The State of The Industry
Where we stand now, there is almost no chance of any independent software vendor creating a true federated database. There is hope, but not from where you would expect it.
Enterprise data warehouses can fulfill much of the function of a federated database, but they still require complex ETL and data mapping to be truly useful. Adding additional information to an enterprise data warehouse can require extra work to prepare the data warehouse and ETL processes for the new data. Unfortunately, enterprise data warehouses require too much manual intervention to be a candidate for a federated database.
As we’ve discussed, SQL Server and Oracle provide ways to reference remote database servers. These methods have their own problems. SQL Server linked tables are prone to problems with some objects not being remoteable. When we’re querying a remote server, we need to make sure that the parts of our query going to the remote server are handled on the remote server. This is difficult to get right. On some occasions we might even see an entire remote table be streamed across the wire to be filtered on the originating server. This is something that we don’t want to see happening. For a federated database to be a tenable product there must be an easy way to offload queries to a remote table and a guarantee of adequate performance.

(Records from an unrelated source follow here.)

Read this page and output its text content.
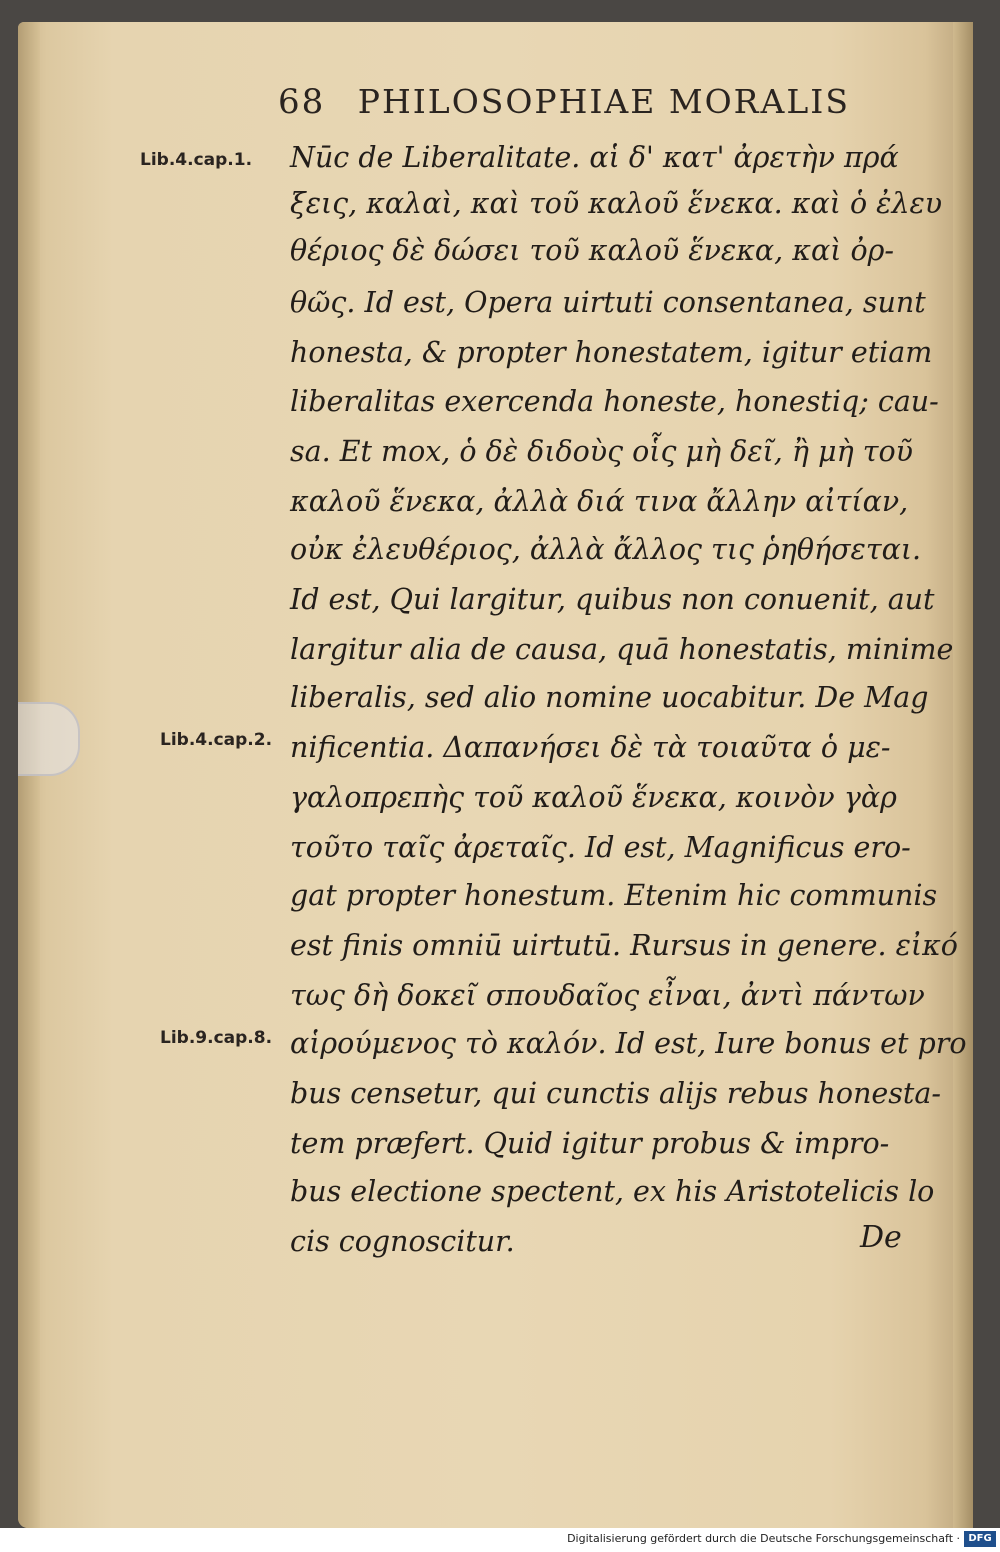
68 PHILOSOPHIAE MORALIS
Lib.4.cap.1.
Lib.4.cap.2.
Lib.9.cap.8.
Nūc de Liberalitate. αἱ δ' κατ' ἀρετὴν πρά
ξεις, καλαὶ, καὶ τοῦ καλοῦ ἕνεκα. καὶ ὁ ἐλευ
θέριος δὲ δώσει τοῦ καλοῦ ἕνεκα, καὶ ὀρ-
θῶς. Id est, Opera uirtuti consentanea, sunt
honesta, & propter honestatem, igitur etiam
liberalitas exercenda honeste, honestiq; cau-
sa. Et mox, ὁ δὲ διδοὺς οἷς μὴ δεῖ, ἢ μὴ τοῦ
καλοῦ ἕνεκα, ἀλλὰ διά τινα ἄλλην αἰτίαν,
οὐκ ἐλευθέριος, ἀλλὰ ἄλλος τις ῥηθήσεται.
Id est, Qui largitur, quibus non conuenit, aut
largitur alia de causa, quā honestatis, minime
liberalis, sed alio nomine uocabitur. De Mag
nificentia. Δαπανήσει δὲ τὰ τοιαῦτα ὁ με-
γαλοπρεπὴς τοῦ καλοῦ ἕνεκα, κοινὸν γὰρ
τοῦτο ταῖς ἀρεταῖς. Id est, Magnificus ero-
gat propter honestum. Etenim hic communis
est finis omniū uirtutū. Rursus in genere. εἰκό
τως δὴ δοκεῖ σπουδαῖος εἶναι, ἀντὶ πάντων
αἱρούμενος τὸ καλόν. Id est, Iure bonus et pro
bus censetur, qui cunctis alijs rebus honesta-
tem præfert. Quid igitur probus & impro-
bus electione spectent, ex his Aristotelicis lo
cis cognoscitur.	De
Digitalisierung gefördert durch die Deutsche Forschungsgemeinschaft · DFG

Properly remoting queries is incredibly complex. Assume, for a moment, that we have a report that queries data on the sales department’s database server and we also need to include data from human resources data. Our query might look something like this:
SELECT sp.first_name, sp.last_name, eh.employment_duration, ts.year, ts.total_sales_by_year, r.average_review_score FROM public.sales_person sp JOIN HRDB01.employee_info.public.employee_history eh ON sp.employee_id = eh.employee_id JOIN ( SELECT o.employee_id, o.year, SUM(o.total) total_sales_by_year FROM public.orders AS o GROUP BY o.employee_id, o.year ) AS ts ON sp.employee_id = ts.employee_id JOIN ( SELECT r.year, r.employee_id, AVG(r.score) AS average_review_score FROM HRDB01.employee_info.reviews.review r GROUP BY r.year, r.employee_id ) AS rv ON sp.employee_id = rv.employee_id AND ts.year = rv.year;
Looking at this query we’re hitting two separate remote objects in one remote database. In order for this query to be effective, our query optimizer must b able to re-write the query in a way that lets it build an intelligent query for the two remote tables
HRDB01.employee_info.reviews.review. But, in order to effectively re-write the local query to properly reference remote objects, we need to know everything about the remote objects – our calling server must be aware of as much metadata as possible so the remoted query can be re-written before being sent to the remote server. While this is doable, it puts additional load on the calling server. This server now has to maintain information about remote database objects. But that’s not all! If we want our queries to be truly optimal, our federating sever will need to be aware of how data types will behave on the remote servers and how the remote data types will interact with local data types.
Once you examine the intricacies of a federated database, it becomes obvious why the federated database, as a boxed product, is beyond our reach. It’s not that the task is impossible; on the contrary such a task is very possible. The difficulty lies in coordinating all of the information available and using it to deliver data quickly. There are enough moving and potentially unknown parts that it’s non-trivial to create heterogeneous systems capable of filling out the promise of federated databases. Faced with this situation, the only viable solution is to build your own solution that answers the needs of the business.